Sheikhupura police this month tortured a young Christian woman into revealing the whereabouts of the legal team helping her family after an influential Muslim family kidnapped her and her sister, sources said.

Police also helped the Muslim family beat relatives of the Christian woman on court premises and attacked the offices of the organization trying to help her family, they said.

The Community Development Initiative (CDI) was providing legal assistance to the family of Sajid Ashraf Masih, whose elopement with a young woman from the Gujjar family in Sheikhupura last month led the influential Muslims to kidnap Masih’s sisters, said Asif Aqeel, executive director of CDI. Gujjar family members kidnapped Rakhel Ashraf, in her early 20s, on May 13; they released her on May 17 but forcibly took her 17-year-old sister Maryam Ashraf that day.

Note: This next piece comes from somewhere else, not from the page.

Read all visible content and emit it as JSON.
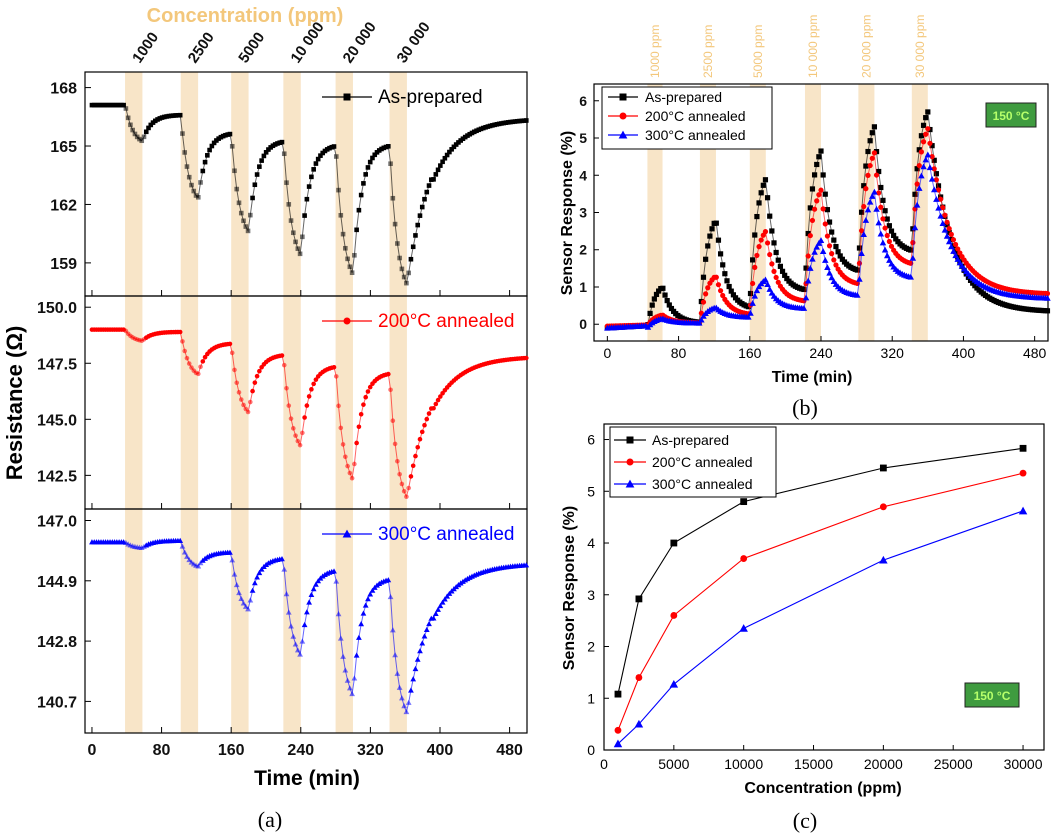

CDI, an affiliate of the European Centre for Law and Justice, helped the family negotiate the release of the two Christian sisters and also made efforts for the return of the runaway couple in order to avert religious conflict in Ghazi Minara village, outside Sheikhupura in Punjab Province. Aqeel and others feared inter-religious tensions would put the lives of some 70 Christian families of the area in jeopardy.

He said the Gujjars had filed a case with Sheikhupura police of abduction of their daughter, Saleha, naming Rakhel Ashraf and three others, as a pressure tactic for the recovery of Saleha. Aqeel said none of those named in the case knew the whereabouts of the couple.

“CDI does not support any Christian who elopes with a Muslim girl at the cost of communal strife, but in this case we were only representing Rakhel and her cousin Inderyas Masih, who had been falsely implicated by the Gujjars,” said Aqeel.

He said CDI managed to find the eloped couple, who had contracted a marriage by then, and convinced them to return to Lahore in order to help resolve the inter-religious tensions.

“The Gujjars are a very influential family of the area, and they had been threatening a repeat of the Gojra carnage if their girl was not returned to them,” Aqeel said. “This was a serious situation for the Christian family and the other Christians of the area.”

At least seven Christians were burned alive by Muslim mobs in Gojra after the spread of a rumor of blaspheming Islam on Aug. 1, 2009.

Aqeel added that Saleha’s written statement before a judge of the Lahore District Court was critical in the acquittal of Rakhel Ashraf and Inderyas Masih.

“It was important that she make a statement before the court that she had eloped with Rakhel’s brother Sajid and was not abducted as alleged in the Gujjars’ First Information Re-port,” he said.